IHU On-Line - Que ações vislumbra em relação ao V Distrito com a reeleição de Pezão?

Marcos A. Pedlowski - Se levarmos em consideração os antecedentes, o que eu posso antecipar é que o governo do Rio de Janeiro vai continuar realizando ações para viabilizar o Porto do Açu, mas sem se preocupar com a correção dos problemas já instalados e dos que ainda certamente virão. É que até hoje todas essas ações para viabilizar este megaempreendimento não foram acompanhadas de medidas que favorecessem a difusão dos ganhos que o mesmo possa alcançar.

Além disso, não houve a adoção de medidas para sequer minimizar os efeitos já previstos nos processos de licenciamento ambiental dos projetos que foram aprovados, como o porto e o estaleiro naval. Tampouco foram tomadas medidas para amortecer consequências sociais que invariavelmente acompanham a implantação destas estruturas, como é o caso da violência e dos excedentes populacionais.
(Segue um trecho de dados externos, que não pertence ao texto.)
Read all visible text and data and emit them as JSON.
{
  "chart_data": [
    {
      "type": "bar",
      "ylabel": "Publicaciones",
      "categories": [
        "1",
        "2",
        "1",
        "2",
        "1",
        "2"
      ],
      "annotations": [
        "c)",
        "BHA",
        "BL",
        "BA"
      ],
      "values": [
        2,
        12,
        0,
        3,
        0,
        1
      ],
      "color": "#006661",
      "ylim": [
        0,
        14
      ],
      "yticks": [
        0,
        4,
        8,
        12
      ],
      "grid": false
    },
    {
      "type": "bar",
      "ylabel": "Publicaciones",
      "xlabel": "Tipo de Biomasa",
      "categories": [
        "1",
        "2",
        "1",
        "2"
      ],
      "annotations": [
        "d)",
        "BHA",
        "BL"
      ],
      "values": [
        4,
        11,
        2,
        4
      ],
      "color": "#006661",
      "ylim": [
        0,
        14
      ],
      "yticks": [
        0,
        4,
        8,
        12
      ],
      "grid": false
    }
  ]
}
A coisa é tão preocupante que o município de São João da Barra continua desprovido de um hospital, o que acabou sobrecarregando a rede hospitalar pública em municípios vizinhos, especialmente em Campos dos Goytacazes.

Assim, as minhas expectativas em relação ao governo do Rio de Janeiro são as piores possíveis, pois não vejo uma mudança de postura em termos de assumir responsabilidades pelos problemas que já ocorreram, e muito menos ainda na adoção de um processo de planejamento que inclua a população na definição de diretrizes que pudessem garantir um mínimo de ganho social em nível local.

IHU On-Line - Deseja acrescentar algo?

Marcos A. Pedlowski - Sim, gostaria. Primeiro, quero enfatizar a importância de que se continua dando cobertura aos problemas em curso no V Distrito de São João da Barra. É que o somatório dos problemas que já foram acumulados é grave o suficiente para que este caso não seja jogado para debaixo do tapete. As violações dos direitos de centenas de agricultores pobres e os graves problemas ambientais que foram causados pela implantação do Porto do Açu são para mim uma vitrine que revela a verdadeira natureza do modelo neoextrativista rotulado pelo PT de "neodesenvolvimentismo". Assim, até para que não caiamos em maniqueísmos que só servem para obscurecer a real situação das comunidades afetadas por megaempreendimentos desenvolvidos sob a égide do Neodesenvolvimentismo, é preciso que se continue a tratar deste e de tantos outros casos com a seriedade e o cuidado que os mesmos requerem.

E como as possíveis soluções não serão geradas por governos alinhados com a agenda Neodesenvolvimentista, creio que é preciso continuar dando algum tipo de espaço para que se saiba o que efetivamente está acontecendo nesses megaempreendimentos. Até porque se esses absurdos que eu narrei aqui estão acontecendo no Rio de Janeiro, não é difícil de imaginar o que pode estar acontecendo em Belo Monte, por exemplo.